The task of managing the economy from this point forward is going to be the task of managing a strong economy and keeping inflation in check. Absolutely critical to that great task over the years which lie ahead is industrial relations policy. Let me quote Ian Macfarlane, the former Governor of the Reserve Bank, in August 2006. He said:
Obviously, it makes the job of [managing] monetary policy easier, the more deregulated the labour market is. If you get pressure in one part of the economy—in the past the fact that wages had risen there would be used as a persuasive argument for it to be carried right across the country, the comparative wage justice argument—it’s easier to have hot spots without the hot spots moving throughout the economy.
The governor of the bank was saying that where you have parts of the economy which are hot, either because there is profitability or because there is labour shortage, if you do not have a deregulated labour market those hotspots move right across the economy and they put pressure on inflation. As was always the case in Australia, the boom leads to a bust. Because this government has put in place Work Choices with Australian workplace agreements—because this government has improved industrial relations—those hotspots do not move their way across the economy and push out inflation, and as a consequence we are not being subjected to the same bust as we normally would have at this period of the cycle.
There would be nothing more damaging to the Australian economy than to turn our back now on industrial relations reform and to roll back to the way in which we were let down in this country in the years gone by. This is where Labor is a complete throwback. Labor is wanting to throw back not just to the industrial relations system of 2000, or even to the industrial relations system of 1997; Labor wants to throw back pre-1993. It wants to go back to pattern bargaining, awards, the abolition of AWAs and centralised wage fixation. Nothing could be more damaging to where the Australian economy is at the moment than to have that throwback from the Australian Labor Party.
The Leader of the Opposition has a wonderful capacity to get economic policy wrong. You will recall, Mr Speaker, that when we reformed the tax system the Leader of the Opposition said it was fundamental injustice—the great day in 100 years where fairness in the Australian nation ended. Always one for pompous rhetoric, the Leader of the Opposition, when this government reformed industrial relations, had this to say. This is when we reformed the industrial relations system which, since it was reformed, has led to 390,000 new jobs. This is what the Leader of the Opposition said in the parliament:
If these laws remain in place in Australia, Australian families will look back to these days in November 2005 as the time when parliament legislated fairness out of the Australian way of life.

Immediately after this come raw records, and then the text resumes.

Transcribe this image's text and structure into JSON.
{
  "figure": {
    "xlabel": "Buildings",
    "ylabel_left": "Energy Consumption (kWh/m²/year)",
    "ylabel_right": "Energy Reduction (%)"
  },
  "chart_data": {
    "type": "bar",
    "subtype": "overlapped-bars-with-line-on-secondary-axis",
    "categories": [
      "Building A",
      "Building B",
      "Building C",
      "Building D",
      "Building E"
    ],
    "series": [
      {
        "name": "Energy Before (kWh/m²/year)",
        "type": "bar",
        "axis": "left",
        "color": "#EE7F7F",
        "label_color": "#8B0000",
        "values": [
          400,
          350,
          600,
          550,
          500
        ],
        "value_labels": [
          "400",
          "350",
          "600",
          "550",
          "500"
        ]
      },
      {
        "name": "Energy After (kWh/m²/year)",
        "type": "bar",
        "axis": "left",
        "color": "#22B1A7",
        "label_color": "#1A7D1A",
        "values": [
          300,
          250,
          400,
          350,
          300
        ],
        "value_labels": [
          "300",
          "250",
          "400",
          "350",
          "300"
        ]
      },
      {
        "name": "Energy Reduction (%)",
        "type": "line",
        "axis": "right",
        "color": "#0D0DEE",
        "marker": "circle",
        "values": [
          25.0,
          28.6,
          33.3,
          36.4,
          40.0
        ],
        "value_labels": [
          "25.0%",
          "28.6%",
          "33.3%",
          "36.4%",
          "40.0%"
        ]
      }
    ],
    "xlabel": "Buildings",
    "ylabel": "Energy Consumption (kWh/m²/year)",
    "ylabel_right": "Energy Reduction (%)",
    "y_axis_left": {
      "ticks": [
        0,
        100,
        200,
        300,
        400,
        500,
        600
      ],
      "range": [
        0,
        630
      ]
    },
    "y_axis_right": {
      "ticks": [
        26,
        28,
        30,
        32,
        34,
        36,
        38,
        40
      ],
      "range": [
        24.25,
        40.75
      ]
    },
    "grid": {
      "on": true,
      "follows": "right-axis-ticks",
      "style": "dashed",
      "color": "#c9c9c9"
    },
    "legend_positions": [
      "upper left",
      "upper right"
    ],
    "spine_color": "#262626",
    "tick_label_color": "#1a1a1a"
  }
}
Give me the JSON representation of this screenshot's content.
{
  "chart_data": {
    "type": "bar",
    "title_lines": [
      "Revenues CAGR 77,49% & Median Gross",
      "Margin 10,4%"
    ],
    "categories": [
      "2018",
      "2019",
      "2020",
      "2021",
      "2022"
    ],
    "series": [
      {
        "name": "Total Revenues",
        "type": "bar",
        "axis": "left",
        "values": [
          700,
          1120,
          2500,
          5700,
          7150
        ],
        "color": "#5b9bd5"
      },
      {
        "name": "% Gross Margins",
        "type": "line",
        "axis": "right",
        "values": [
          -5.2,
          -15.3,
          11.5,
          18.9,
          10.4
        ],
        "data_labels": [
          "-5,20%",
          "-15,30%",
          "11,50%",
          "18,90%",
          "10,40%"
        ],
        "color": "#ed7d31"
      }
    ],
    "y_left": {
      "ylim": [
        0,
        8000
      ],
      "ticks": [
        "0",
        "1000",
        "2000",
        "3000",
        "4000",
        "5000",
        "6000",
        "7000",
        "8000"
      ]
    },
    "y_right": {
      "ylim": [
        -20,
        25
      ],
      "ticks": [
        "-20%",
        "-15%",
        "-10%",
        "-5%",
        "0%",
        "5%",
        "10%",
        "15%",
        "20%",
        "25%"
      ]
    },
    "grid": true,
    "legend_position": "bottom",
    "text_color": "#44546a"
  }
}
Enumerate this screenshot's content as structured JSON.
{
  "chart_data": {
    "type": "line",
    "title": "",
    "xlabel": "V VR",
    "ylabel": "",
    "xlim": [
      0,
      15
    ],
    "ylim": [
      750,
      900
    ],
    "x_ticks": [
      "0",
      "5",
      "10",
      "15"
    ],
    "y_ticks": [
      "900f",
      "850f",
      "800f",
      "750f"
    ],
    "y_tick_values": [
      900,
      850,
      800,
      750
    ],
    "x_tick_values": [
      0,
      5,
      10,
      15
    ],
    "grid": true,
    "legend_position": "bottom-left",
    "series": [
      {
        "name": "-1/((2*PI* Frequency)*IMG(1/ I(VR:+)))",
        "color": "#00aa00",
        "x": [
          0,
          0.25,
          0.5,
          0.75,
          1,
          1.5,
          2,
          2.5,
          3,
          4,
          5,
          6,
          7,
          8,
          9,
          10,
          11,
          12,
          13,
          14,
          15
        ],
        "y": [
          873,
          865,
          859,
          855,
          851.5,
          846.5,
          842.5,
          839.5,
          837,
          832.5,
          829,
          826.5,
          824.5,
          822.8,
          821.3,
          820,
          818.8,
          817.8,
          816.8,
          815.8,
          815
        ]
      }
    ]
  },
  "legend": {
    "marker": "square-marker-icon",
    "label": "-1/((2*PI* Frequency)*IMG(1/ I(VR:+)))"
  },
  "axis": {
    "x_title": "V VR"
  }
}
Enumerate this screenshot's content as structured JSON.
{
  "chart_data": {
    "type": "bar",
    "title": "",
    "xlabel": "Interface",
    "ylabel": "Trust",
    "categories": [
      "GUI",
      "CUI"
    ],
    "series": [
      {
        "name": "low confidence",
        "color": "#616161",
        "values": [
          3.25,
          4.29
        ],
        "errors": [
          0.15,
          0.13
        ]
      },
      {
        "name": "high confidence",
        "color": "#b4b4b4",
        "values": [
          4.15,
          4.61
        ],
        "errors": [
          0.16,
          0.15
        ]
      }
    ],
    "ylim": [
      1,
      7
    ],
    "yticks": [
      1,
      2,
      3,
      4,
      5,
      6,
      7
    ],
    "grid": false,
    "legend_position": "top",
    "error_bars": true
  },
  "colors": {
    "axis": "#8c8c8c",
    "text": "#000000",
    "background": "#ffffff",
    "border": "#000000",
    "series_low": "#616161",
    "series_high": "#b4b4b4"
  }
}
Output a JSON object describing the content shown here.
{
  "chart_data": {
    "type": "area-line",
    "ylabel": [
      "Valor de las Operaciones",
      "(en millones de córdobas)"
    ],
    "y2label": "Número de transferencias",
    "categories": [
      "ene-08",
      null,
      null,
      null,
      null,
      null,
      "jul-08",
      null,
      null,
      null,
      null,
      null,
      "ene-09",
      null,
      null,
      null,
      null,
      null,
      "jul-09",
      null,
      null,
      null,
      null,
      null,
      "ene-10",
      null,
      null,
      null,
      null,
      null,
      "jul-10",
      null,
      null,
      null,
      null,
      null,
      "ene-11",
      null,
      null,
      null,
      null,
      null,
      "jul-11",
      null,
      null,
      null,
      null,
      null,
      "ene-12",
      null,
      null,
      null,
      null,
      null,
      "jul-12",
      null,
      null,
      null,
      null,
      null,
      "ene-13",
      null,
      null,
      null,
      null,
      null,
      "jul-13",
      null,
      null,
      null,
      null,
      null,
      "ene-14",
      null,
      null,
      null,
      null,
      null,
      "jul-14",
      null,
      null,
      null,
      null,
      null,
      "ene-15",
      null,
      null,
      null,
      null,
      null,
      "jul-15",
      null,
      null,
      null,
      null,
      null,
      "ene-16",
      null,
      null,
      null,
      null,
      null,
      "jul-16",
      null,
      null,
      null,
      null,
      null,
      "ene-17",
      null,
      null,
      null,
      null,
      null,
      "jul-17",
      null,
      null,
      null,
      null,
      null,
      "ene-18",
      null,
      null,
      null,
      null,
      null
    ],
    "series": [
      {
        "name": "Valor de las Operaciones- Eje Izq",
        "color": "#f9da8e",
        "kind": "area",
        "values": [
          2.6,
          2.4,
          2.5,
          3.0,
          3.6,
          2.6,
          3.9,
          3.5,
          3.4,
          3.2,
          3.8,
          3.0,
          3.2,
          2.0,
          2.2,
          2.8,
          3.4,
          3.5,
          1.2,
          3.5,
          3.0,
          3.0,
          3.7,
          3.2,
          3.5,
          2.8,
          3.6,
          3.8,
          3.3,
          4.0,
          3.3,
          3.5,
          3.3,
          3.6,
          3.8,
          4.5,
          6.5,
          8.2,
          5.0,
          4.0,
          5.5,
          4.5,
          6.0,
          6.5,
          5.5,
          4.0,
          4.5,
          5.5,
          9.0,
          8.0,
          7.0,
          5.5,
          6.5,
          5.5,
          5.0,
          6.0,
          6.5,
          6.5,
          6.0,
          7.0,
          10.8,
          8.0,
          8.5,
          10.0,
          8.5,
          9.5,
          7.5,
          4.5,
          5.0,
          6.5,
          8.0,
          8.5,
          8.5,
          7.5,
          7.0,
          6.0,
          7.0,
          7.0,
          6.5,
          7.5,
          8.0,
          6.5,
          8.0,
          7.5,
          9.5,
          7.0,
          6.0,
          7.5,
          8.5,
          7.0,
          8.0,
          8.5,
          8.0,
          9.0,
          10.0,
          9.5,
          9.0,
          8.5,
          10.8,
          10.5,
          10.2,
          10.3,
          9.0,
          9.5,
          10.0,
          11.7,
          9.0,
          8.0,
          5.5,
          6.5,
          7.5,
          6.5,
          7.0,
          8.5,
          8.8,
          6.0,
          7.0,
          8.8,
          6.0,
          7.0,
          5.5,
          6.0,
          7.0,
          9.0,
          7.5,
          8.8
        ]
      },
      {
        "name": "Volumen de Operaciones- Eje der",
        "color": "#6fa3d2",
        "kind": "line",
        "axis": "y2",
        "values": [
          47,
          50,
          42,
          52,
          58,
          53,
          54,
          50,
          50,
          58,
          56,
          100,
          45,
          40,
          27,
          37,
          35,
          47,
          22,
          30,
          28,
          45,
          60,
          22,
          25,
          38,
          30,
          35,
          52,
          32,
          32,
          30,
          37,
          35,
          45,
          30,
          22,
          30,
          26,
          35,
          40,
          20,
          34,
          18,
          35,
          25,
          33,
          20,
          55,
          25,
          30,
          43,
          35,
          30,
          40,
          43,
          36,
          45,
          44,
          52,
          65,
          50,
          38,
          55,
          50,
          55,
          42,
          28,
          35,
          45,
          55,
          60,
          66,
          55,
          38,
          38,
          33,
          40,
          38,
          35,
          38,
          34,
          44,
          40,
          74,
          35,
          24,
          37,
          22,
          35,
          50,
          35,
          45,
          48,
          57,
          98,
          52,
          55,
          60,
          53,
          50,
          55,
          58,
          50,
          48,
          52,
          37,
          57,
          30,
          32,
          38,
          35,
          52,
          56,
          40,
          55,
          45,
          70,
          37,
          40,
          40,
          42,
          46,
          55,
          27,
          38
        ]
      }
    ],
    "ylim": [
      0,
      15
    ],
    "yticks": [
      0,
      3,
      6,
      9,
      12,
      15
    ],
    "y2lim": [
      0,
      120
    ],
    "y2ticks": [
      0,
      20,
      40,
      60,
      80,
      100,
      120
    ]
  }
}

Three hundred and ninety thousand new jobs later, I do not think many Australians are looking back to November 2005 with a fondness and demanding we return there, just as there are not many Australians wanting to go back pre-2000 to the old wholesale sales tax, the state taxes and higher income taxes. The thing about the Leader of the Opposition is that he has been persistently wrong on economic policy. He has always made pompous rhetorical boasts. He has no part in taking any credit for the modern Australian economy. If it had been left up to him, it would never have occurred. And, if it is left up to him, the objectives that we have in the years to come will never be achieved.